High-Performance Flow-Induced Vibration Energy Harvester Using a Biomimetic Fishtail Bluff Body

In this study, we report a piezoelectric energy harvester adopting a fishtail bluff body (FTEH) to scavenge ambient wind energy. The biomimetic nature of the FTEH contributes to enhancing the harvester's performance. This enhancement stems from the geometric variations of the fishtail bluff body, which undergoes undulation during fluid–structure interactions, thereby affecting the dynamic behavior of the harvester. An electromechanical coupling model has been developed to explain this phenomenon. Experiments were conducted to evaluate the energy-harnessing performance of harvesters equipped with three distinct bluff bodies. The results demonstrate that the FTEH exhibits outstanding performance compared to traditional energy harvesters utilizing cuboid bluff bodies after the threshold wind speed.
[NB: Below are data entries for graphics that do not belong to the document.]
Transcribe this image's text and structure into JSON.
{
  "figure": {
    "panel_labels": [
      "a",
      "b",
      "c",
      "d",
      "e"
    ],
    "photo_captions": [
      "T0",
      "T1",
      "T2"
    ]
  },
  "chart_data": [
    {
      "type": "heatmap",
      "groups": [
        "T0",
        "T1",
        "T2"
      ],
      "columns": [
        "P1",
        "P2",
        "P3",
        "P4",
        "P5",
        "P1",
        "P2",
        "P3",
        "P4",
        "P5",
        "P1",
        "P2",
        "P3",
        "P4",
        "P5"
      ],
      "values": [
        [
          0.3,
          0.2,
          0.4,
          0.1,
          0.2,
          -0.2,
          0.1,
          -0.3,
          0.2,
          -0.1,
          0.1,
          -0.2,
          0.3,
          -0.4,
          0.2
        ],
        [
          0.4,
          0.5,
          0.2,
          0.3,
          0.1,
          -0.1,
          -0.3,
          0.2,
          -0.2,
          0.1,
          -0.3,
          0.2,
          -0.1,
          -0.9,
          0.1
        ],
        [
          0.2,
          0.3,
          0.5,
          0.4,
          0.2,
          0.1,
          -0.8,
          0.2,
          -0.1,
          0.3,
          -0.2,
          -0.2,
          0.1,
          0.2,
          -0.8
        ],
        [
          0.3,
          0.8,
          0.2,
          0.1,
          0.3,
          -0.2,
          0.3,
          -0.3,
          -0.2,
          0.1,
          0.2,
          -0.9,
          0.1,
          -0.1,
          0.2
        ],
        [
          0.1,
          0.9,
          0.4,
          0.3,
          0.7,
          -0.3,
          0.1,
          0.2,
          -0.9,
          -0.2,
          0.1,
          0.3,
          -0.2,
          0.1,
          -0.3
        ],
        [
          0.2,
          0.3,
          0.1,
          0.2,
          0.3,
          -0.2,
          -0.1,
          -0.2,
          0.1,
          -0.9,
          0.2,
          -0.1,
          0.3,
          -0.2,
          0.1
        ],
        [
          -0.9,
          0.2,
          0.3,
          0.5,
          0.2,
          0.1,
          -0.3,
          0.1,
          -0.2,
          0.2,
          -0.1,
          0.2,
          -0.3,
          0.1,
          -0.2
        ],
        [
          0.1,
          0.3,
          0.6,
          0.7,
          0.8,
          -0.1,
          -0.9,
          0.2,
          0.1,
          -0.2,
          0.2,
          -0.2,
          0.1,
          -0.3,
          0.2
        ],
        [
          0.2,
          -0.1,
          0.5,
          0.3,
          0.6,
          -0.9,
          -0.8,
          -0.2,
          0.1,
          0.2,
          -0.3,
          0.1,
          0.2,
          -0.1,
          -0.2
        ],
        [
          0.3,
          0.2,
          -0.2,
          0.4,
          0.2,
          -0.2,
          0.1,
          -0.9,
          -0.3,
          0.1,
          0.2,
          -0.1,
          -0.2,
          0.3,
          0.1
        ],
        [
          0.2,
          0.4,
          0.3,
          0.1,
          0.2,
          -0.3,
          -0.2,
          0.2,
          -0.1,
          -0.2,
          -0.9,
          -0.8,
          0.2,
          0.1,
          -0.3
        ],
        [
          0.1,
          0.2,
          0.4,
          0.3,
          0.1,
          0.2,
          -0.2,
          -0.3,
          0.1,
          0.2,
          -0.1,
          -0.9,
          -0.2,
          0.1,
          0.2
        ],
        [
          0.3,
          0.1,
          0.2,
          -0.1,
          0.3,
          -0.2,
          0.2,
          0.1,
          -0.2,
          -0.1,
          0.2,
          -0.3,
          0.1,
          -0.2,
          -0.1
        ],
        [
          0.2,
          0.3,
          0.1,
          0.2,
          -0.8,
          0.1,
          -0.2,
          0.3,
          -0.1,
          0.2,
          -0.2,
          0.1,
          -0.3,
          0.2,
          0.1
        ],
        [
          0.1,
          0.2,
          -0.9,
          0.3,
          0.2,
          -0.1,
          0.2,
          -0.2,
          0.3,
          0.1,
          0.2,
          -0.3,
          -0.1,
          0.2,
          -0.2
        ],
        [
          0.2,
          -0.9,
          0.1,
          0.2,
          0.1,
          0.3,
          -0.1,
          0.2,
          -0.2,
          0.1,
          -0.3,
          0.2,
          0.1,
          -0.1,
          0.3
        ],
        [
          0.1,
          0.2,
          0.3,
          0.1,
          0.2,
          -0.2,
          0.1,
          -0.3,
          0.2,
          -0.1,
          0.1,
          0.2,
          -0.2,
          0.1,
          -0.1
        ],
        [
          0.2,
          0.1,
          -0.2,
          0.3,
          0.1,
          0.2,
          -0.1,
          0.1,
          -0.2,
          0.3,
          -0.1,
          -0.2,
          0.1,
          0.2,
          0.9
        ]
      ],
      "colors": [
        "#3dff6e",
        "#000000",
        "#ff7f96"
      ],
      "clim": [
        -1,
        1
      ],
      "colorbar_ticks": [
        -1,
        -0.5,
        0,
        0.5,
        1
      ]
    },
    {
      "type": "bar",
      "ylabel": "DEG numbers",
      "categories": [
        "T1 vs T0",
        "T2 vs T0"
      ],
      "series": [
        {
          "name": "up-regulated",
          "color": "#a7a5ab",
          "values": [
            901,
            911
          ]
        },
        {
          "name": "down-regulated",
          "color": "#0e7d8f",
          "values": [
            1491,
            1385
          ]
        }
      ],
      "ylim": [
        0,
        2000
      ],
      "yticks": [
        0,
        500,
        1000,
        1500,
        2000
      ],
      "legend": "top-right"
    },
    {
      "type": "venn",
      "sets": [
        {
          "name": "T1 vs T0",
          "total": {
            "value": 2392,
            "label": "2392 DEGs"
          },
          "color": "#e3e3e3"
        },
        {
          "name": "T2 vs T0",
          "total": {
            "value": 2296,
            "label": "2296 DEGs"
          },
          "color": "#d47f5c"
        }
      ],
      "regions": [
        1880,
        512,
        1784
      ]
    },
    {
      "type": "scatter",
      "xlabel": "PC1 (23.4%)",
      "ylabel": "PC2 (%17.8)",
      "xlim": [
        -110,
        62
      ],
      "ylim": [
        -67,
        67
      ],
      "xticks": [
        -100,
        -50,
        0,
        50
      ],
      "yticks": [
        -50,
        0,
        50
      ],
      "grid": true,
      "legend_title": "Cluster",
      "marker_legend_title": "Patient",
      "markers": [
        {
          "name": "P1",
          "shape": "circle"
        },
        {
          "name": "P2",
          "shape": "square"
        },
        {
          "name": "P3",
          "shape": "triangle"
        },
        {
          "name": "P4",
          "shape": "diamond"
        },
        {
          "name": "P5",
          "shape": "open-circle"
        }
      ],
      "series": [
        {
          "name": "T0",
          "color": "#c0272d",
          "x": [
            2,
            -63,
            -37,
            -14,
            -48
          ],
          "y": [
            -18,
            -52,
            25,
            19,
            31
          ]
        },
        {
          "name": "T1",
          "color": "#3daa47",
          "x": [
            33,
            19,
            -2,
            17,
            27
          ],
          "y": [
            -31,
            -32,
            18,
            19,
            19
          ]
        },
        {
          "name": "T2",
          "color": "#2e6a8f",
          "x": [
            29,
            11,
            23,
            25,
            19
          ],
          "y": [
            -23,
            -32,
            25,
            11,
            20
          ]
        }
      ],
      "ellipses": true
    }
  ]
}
Specifically, under the excitation of airflow at a speed of 23 m/s, the RMS voltage for the fishtail structure, about 3.24 V, surpasses the corresponding voltage for the cuboid-L bluff body (0.73 V) to approximately 440% and that for the cuboid-S bluff body (0.40 V) to approximately 810%. Moreover, the charging capability, for a 100 μF capacitor, of the FTEH is around 60 and 110 times greater than that for those cuboid bluff bodies, respectively. This study holds significant implications for the development of self-powered systems in windy environments.